August 20, 2021
Let Data Guide Path To Best For Children
- Data-Driven Culture
Source: The Journal Gazette | Repost Fight for Life Foundation 8/20/2021 –
As our schools reopen amid the COVID-19 pandemic, they are facing unprecedented pressure. Teachers are burned out, administrators are struggling to be fiscally responsible with unprecedented billions in tax dollars, and students are experiencing the most devastating learning loss in Indiana history.
Like all massive disruptions to global society, however, COVID-19 presents opportunities to prevent the next pandemic while also addressing the inequities that continue to undermine our response.
As our society navigates its recovery from this watershed health event, it’s imperative for health care and education professionals to collaborate more frequently and effectively to overcome the challenges we face.
Some Indiana schools have a school nurse or school-based health center on-site, but the majority do not.

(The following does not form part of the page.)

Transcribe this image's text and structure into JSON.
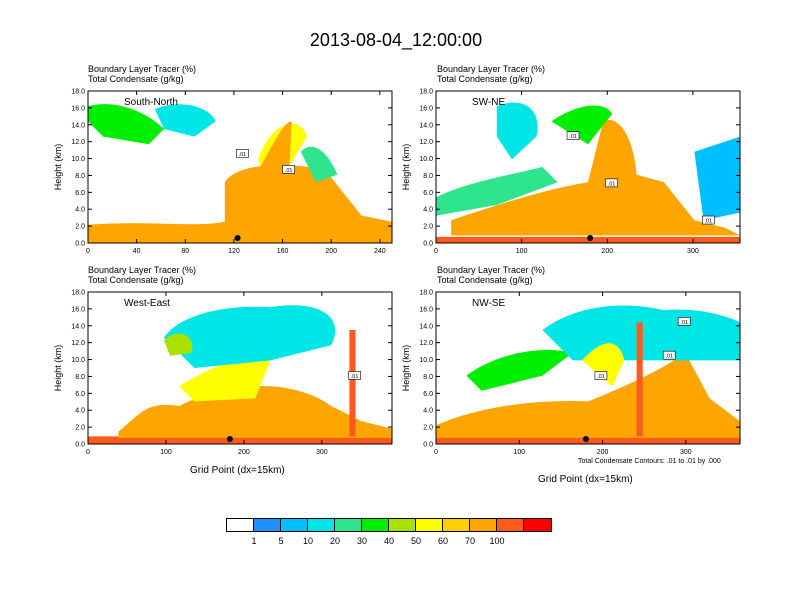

Of the schools that do have some type of health services, many are only able to offer part-time or uncertified services. COVID-19 has exposed this as a significant misfortune – especially in schools with a higher percentage of at-risk students.
Why are schools increasingly involved in their students’ health care? According to a 2015 study in the American Journal of Managed Care, children in Indiana see a pediatrician for an average of 80 minutes a year. For children navigating poverty, that number drops to 20 minutes.